Mariana y Yolo estaban sentados en una esquina del restaurante, lejos del ruido principal. La luz tenue del lugar creaba un ambiente cálido y acogedor. Mientras esperaban sus platillos, el sonido del hielo chocando en los vasos y la música suave de fondo llenaban el espacio entre las conversaciones.
Yolo, con los brazos relajados sobre la mesa, observaba a Mariana mientras ella hojeaba el menú. Cada tanto, ella alzaba la vista y lo descubría mirándola fijamente.
—¿Qué? —preguntó Mariana, levantando una ceja con una sonrisa traviesa.
—Nada —respondió él, ladeando la cabeza—. Me gusta verte pensar.Mariana negó con la cabeza, entre risas.
—Eres imposible, Flavio Andrés.La charla fluyó con naturalidad mientras compartían historias del día a día. Mariana le contaba sobre una situación graciosa que había ocurrido en su trabajo, mientras Yolo le replicaba con anécdotas igual de absurdas de su juventud. Las risas de ambos resonaban en la mesa, atrayendo la atención de algunos comensales cercanos.
—¿Recuerdas aquella vez que me hiciste cargar esas cajas pesadísimas y resultaron estar vacías? —preguntó Mariana, fingiendo una expresión de indignación.
—¿Cómo olvidarlo? Fue un momento glorioso —dijo Yolo entre risas—. Aunque casi me matas cuando lo descubriste.Mariana se inclinó hacia él, apoyando los codos en la mesa.
—Eres un desastre, pero uno muy entretenido.El mesero interrumpió con los platillos, sirviendo cuidadosamente la comida. Ambos agradecieron, pero antes de empezar a comer, Yolo se inclinó ligeramente hacia ella.
—Esto parece un momento perfecto —murmuró, con una sonrisa misteriosa.
—¿Para qué? —preguntó Mariana, arqueando una ceja.
—Para que te des cuenta de lo mucho que me haces reír.Mariana soltó una carcajada, tratando de ocultar un leve rubor que subió a sus mejillas. Decidió ignorar el comentario y cortar un trozo de su comida, aunque no pudo evitar sonreír.
La cena continuó entre conversaciones ligeras y bromas, pero de vez en cuando los silencios se llenaban con algo más: una conexión implícita, algo que ninguno mencionaba pero que ambos sentían en el aire.

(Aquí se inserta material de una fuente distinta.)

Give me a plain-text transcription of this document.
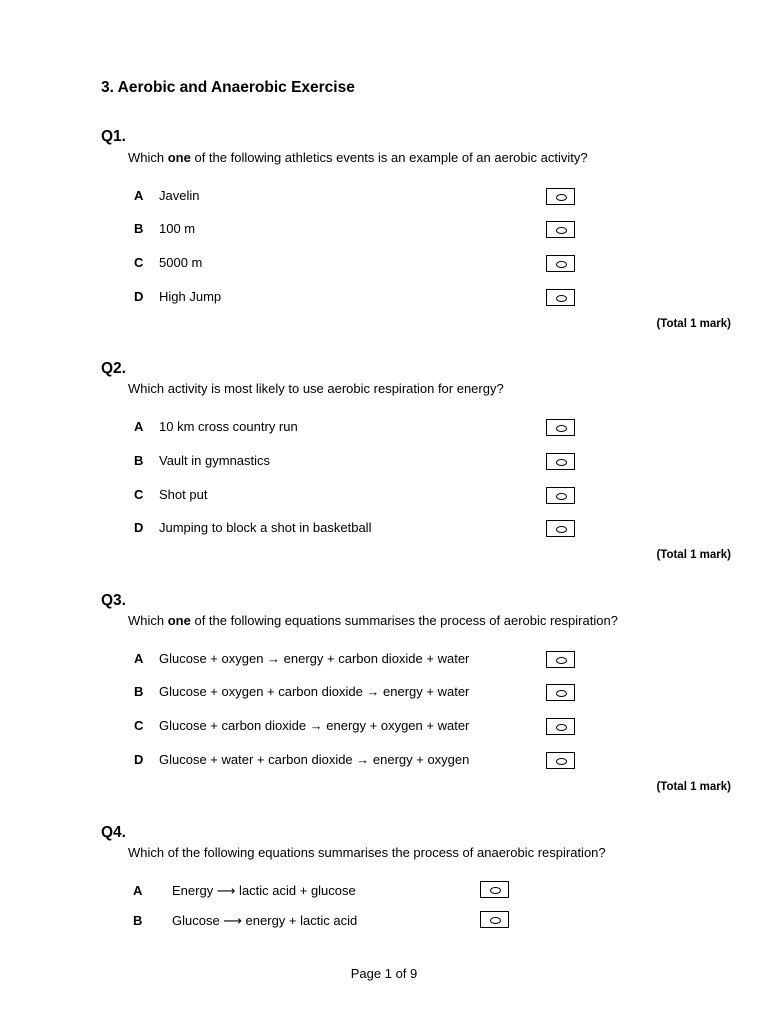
3. Aerobic and Anaerobic Exercise
Q1.
Which one of the following athletics events is an example of an aerobic activity?
A Javelin
B 100 m
C 5000 m
D High Jump
(Total 1 mark)
Q2.
Which activity is most likely to use aerobic respiration for energy?
A 10 km cross country run
B Vault in gymnastics
C Shot put
D Jumping to block a shot in basketball
(Total 1 mark)
Q3.
Which one of the following equations summarises the process of aerobic respiration?
A Glucose + oxygen → energy + carbon dioxide + water
B Glucose + oxygen + carbon dioxide → energy + water
C Glucose + carbon dioxide → energy + oxygen + water
D Glucose + water + carbon dioxide → energy + oxygen
(Total 1 mark)
Q4.
Which of the following equations summarises the process of anaerobic respiration?
A Energy ⟶ lactic acid + glucose
B Glucose ⟶ energy + lactic acid
Page 1 of 9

Ellos después de un rato se fueron del restaurante
Cuando llegaron a casa, Yolo estacionó el auto en el mismo lugar de siempre. Bajó rápidamente para abrirle la puerta a Mariana, como solía hacer, y ella bajó con un ligero “gracias” mientras sujetaba su bolso. La noche era fresca, y el sonido de las llaves tintineando en la mano de Yolo rompía el silencio mientras abría la puerta principal.
Mariana entró primero, dejando escapar un suspiro cansado. Se dirigió al sofá y se dejó caer con elegancia, cruzando las piernas mientras miraba hacia la ventana. Yolo la observó en silencio por un momento antes de cerrar la puerta tras de sí. Había algo diferente en la forma en que ella lo miraba ahora, aunque no podía decir exactamente qué era. El beso de esa tarde seguía repitiéndose en su mente, y no podía evitar pensar que, tal vez, por primera vez en mucho tiempo, las cosas estaban cambiando.
Él sabía que no sería fácil. Mariana aún tenía sus reservas, y con razón. Había jugado con sus sentimientos en el pasado, y aunque ahora estaba dispuesto a demostrarle que había cambiado, no podía simplemente borrar el dolor que le había causado. Pero ese beso… Ese beso le había dado esperanza, una pequeña chispa que lo impulsaba a no rendirse.
—¿Te sirvo algo? —preguntó él, rompiendo el silencio mientras caminaba hacia la cocina.
—No, estoy bien. Gracias —respondió ella sin mirarlo, jugueteando con el anillo que llevaba en uno de sus dedos.